Introduction to the Study of Liturgy is Linda Maloney’s excellent translation of the 2013 third edition of Einfuhrung in die Liturgiewissenschaft. It is structured and reads like a text book for an introductory liturgy course in a Roman Catholic Seminary. Its five major divisions with their subdivisions reflect a style reminiscent of a PowerPoint presentation rather than a dialogical narrative between reader and authors. An argument for liturgics as an independent discipline prefaces a sixty page survey of the history and methods of liturgics. In turn the history of the Roman Liturgy is provided in a summary of eighty-nine pages. This is followed by a theology of the liturgy which is a reflection on the Trinity’s role in these central rites of the Church. This also includes descriptions of the role and theological presuppositions of essential parts of every liturgy such as scripture, prayer, language, music, and sacred space. Ample notes at the bottom of each page provide a comfortable quick reference for those who wish to verify the opinions offered by the authors. These notes, however, as well as the bibliographical references are to, for the most part, German authors. This is to be expected but it also clearly indicates that this text’s context is Germany in particular and Europe in general. In the same way the authors’ concentration on liturgics results in less attendance to Sacraments. For example Anointing of the Sick and Reconciliation/Penance are not dealt with. Certainly this text should be found in a seminary’s library as well as on the bookshelf of anyone who teaches liturgy.

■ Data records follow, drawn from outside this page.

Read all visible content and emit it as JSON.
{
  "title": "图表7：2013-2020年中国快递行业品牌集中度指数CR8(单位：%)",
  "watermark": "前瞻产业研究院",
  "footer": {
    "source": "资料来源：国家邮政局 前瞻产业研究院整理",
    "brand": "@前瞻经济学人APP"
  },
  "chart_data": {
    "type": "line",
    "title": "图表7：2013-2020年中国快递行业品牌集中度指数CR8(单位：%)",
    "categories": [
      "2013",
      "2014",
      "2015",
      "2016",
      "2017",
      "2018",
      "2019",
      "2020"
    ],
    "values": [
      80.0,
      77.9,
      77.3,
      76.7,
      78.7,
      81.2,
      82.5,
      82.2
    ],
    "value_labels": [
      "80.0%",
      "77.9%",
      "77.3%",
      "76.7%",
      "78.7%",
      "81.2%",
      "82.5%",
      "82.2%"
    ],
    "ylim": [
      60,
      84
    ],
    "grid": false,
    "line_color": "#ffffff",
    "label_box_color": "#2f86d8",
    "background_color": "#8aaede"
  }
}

O’Collins’ book revisits how English speaking Catholics, and Americans in particular, were treated as commoners ignorant of their own culture and language by the Roman Curia in the late 20th and early 21st centuries. John Wilkins provides an excellent summary of the politics behind that treatment in the first chapter. Gerald O’Collins does the rest. In exacting detail he demonstrates the inferiority of the Vatican 2010 translation of the Mass to the 1998 translation. The 1998 translation was approved by eleven conferences of English-speaking bishops. Of course the bishops of the 20th century are not the bishops of the 21st century, consequently the Curial translation will probably be retained.

The Catholic faithful of the 21st century are being introduced to a liturgy designed by officials in the Curia whose knowledge of the liturgy seems dependent upon their inherited theological traditions and previous books of rubrics. From the way they operate all the knowledge conveyed in the Introduction to the Study of Liturgy is useless for official liturgies. Thankfully the Liturgical Press provides us with the knowledge necessary for the reforms of both liturgy and curia. It also provides the knowledge for anyone celebrating unofficial liturgies.